Kepi raised her cupped hands to her eyes and peeked through her fingers at the treasure within. “How did you ever get to our field, little click beetle? Were you exploring? Don’t you know it’s dangerous to go that far alone?”

She stepped up her pace now. Kepi herself had never strayed this far alone before. It had taken so long to get here that it would be dark by the time she made it back home. That meant they wouldn’t be able to work anymore today. And that meant she had gone far enough. Kepi wasn’t really trying to shirk work, just to put it off a little while. It was a pity that broad beans were so thirsty all the time. They were as bad as chicory and lettuce. In fact, most crops demanded watering all the time. Only the grapes and grains weren’t greedy.

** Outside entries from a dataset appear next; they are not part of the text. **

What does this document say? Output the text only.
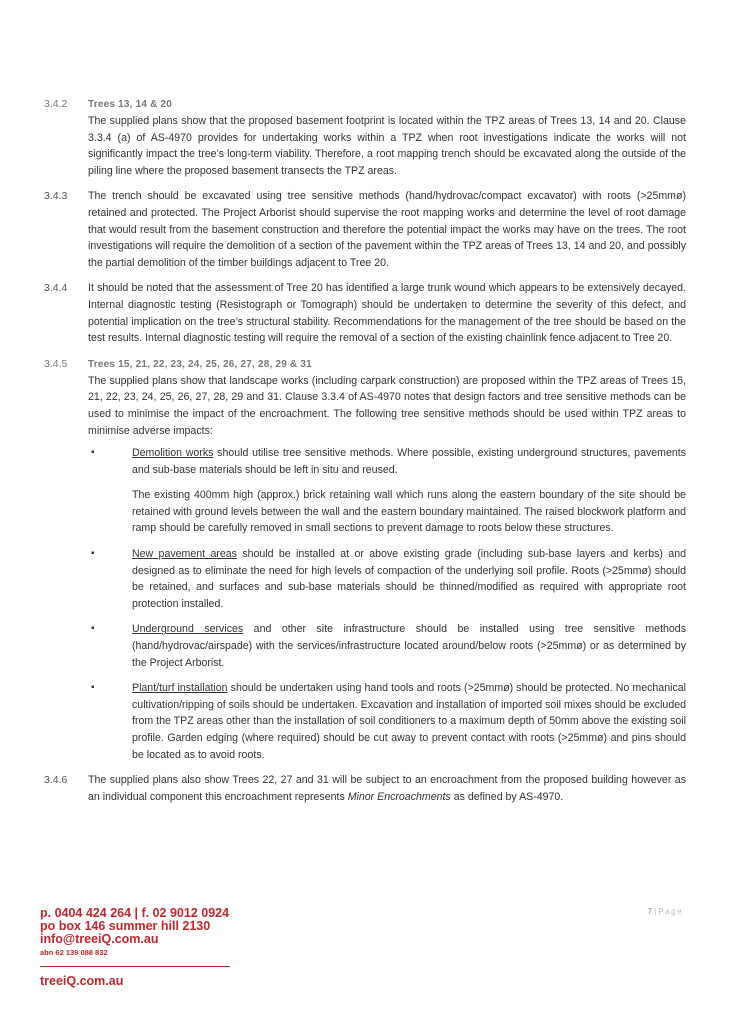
3.4.2 Trees 13, 14 & 20

The supplied plans show that the proposed basement footprint is located within the TPZ areas of Trees 13, 14 and 20. Clause 3.3.4 (a) of AS-4970 provides for undertaking works within a TPZ when root investigations indicate the works will not significantly impact the tree’s long-term viability. Therefore, a root mapping trench should be excavated along the outside of the piling line where the proposed basement transects the TPZ areas.

3.4.3 The trench should be excavated using tree sensitive methods (hand/hydrovac/compact excavator) with roots (>25mmø) retained and protected. The Project Arborist should supervise the root mapping works and determine the level of root damage that would result from the basement construction and therefore the potential impact the works may have on the trees. The root investigations will require the demolition of a section of the pavement within the TPZ areas of Trees 13, 14 and 20, and possibly the partial demolition of the timber buildings adjacent to Tree 20.

3.4.4 It should be noted that the assessment of Tree 20 has identified a large trunk wound which appears to be extensively decayed. Internal diagnostic testing (Resistograph or Tomograph) should be undertaken to determine the severity of this defect, and potential implication on the tree’s structural stability. Recommendations for the management of the tree should be based on the test results. Internal diagnostic testing will require the removal of a section of the existing chainlink fence adjacent to Tree 20.

3.4.5 Trees 15, 21, 22, 23, 24, 25, 26, 27, 28, 29 & 31

The supplied plans show that landscape works (including carpark construction) are proposed within the TPZ areas of Trees 15, 21, 22, 23, 24, 25, 26, 27, 28, 29 and 31. Clause 3.3.4 of AS-4970 notes that design factors and tree sensitive methods can be used to minimise the impact of the encroachment. The following tree sensitive methods should be used within TPZ areas to minimise adverse impacts:

▪	Demolition works should utilise tree sensitive methods. Where possible, existing underground structures, pavements and sub-base materials should be left in situ and reused.

The existing 400mm high (approx.) brick retaining wall which runs along the eastern boundary of the site should be retained with ground levels between the wall and the eastern boundary maintained. The raised blockwork platform and ramp should be carefully removed in small sections to prevent damage to roots below these structures.

▪	New pavement areas should be installed at or above existing grade (including sub-base layers and kerbs) and designed as to eliminate the need for high levels of compaction of the underlying soil profile. Roots (>25mmø) should be retained, and surfaces and sub-base materials should be thinned/modified as required with appropriate root protection installed.

▪	Underground services and other site infrastructure should be installed using tree sensitive methods (hand/hydrovac/airspade) with the services/infrastructure located around/below roots (>25mmø) or as determined by the Project Arborist.

▪	Plant/turf installation should be undertaken using hand tools and roots (>25mmø) should be protected. No mechanical cultivation/ripping of soils should be undertaken. Excavation and installation of imported soil mixes should be excluded from the TPZ areas other than the installation of soil conditioners to a maximum depth of 50mm above the existing soil profile. Garden edging (where required) should be cut away to prevent contact with roots (>25mmø) and pins should be located as to avoid roots.

3.4.6 The supplied plans also show Trees 22, 27 and 31 will be subject to an encroachment from the proposed building however as an individual component this encroachment represents Minor Encroachments as defined by AS-4970.

p. 0404 424 264 | f. 02 9012 0924
po box 146 summer hill 2130
info@treeiQ.com.au
abn 62 139 088 832
treeiQ.com.au
7 | Page
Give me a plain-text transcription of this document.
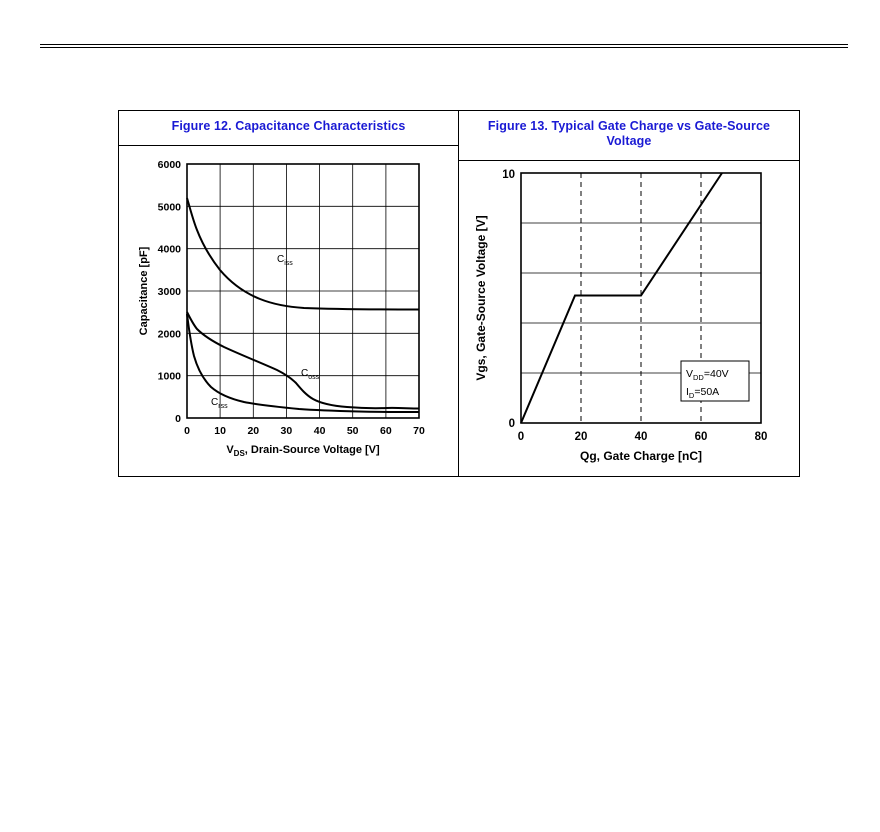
Figure 12. Capacitance Characteristics
$C_{iss}$
$C_{oss}$
$C_{rss}$
6000
5000
4000
3000
2000
1000
0
0 10 20 30 40 50 60 70
$V_{DS}$, Drain-Source Voltage [V]
Capacitance [pF]
Figure 13. Typical Gate Charge vs Gate-Source Voltage
0	20	40	60	80
10
0
$V_{DD}=40V$
$I_D=50A$
Qg, Gate Charge [nC]
Vgs, Gate-Source Voltage [V]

Kepi blinked at her own thoughts. When she said things like this aloud, Mother would answer that the god Set was watching her. Mother said that the god Set often watched her. Set was the god of storms, and Kepi’s name meant “tempest”—so, according to Mother, Set’s eye was on her. Lettuce was Set’s favorite food. It was not a good idea to say bad things about lettuce, even inside your own head. Set could be vengeful. Mother had a list of vengeful gods, and Set was among the worst.

There was a stand of date palms ahead. The click beetle would be happy among the trees. Kepi ran.

Within moments she heard grunts. She was amazed, for she recognized those rhythmic noises. Most people from Egypt wouldn’t. But Kepi had traveled south with Father into Nubian lands, so she knew animals her neighbors had never seen. She stopped dead and squatted, curling her shoulders forward as tight as possible.

It wasn’t just the one grunter—no, no, a whole troop of baboons came dropping out of the date palms and went romping away on all fours. The bigger one had a silver mane, crimped perfectly. There was a dent in the middle of his head, as though someone had bashed him with a thick pole. He was double the size of the others but still shorter than Kepi, even stretched to his tallest. But size wasn’t everything; Kepi had seen baboon fangs tear an antelope apart. They could easily tear a child apart.

She put her chin to her chest and clamped her head between her knees and squeezed her eyes shut. She knew she should pray in her heart, but a roar filled her. The only thoughts she could form were help help please help.

Gradually the roar faded. Noises from outside her filtered in now. Grunts. They were distant. Faint. Finally even that noise stopped. She dared to lift her head. The last of the baboons’ pink bottoms disappeared through an acacia thicket far off.

“Thank you,” she whispered. “Whoever helped me, thank you.”

Uābt.

Kepi whipped her head around and touched one ear with the back of her hand, then the other. She could have sworn she heard someone call her “pure.” But there was no one around.

She straightened upright slowly and walked to the nearest date palm, where she set the click beetle free on the bark.

But, oh, she was wrong: The baboons weren’t entirely gone; in the date tree closest to the water was a mother with a tiny black baby clinging to the back of her head. The baby’s bright pink face peeked out above the mother’s dull one. Some of the mother’s whiskers were white against her greenish-brown fur. She must be old. She climbed down slowly and awkwardly, as though she was in pain. Her eyebrows raised, showing a white eyelid above ebony eyes that glittered angrily at Kepi. Her head bobbed.

Kepi lowered her gaze and backed away. She mustn’t run or the baboon would chase—Father had taught her that. She searched out of the corner of her eye for something to protect herself with. That was when she saw a slight movement. It was the tip of a muddy log floating near the base of the date tree the baboon was coming down from. But no, it wasn’t a log; logs didn’t move like that. Instantly Kepi knew. She had to run! “Climb back up, baboon! Climb!” Kepi turned to run, and tripped and fell.

The baboon jumped the final bit from the tree, and made as if to chase Kepi, when the crocodile burst forth and closed its jaws around her hindquarters.

The baboon didn’t shriek. She just looked at the crocodile, then looked at Kepi. She ripped at her head, and a black scramble of skinny legs and arms and tail flew through the air.

Kepi caught the baby and ran as the crocodile slipped back into the river with the silent baboon mother in its jaws.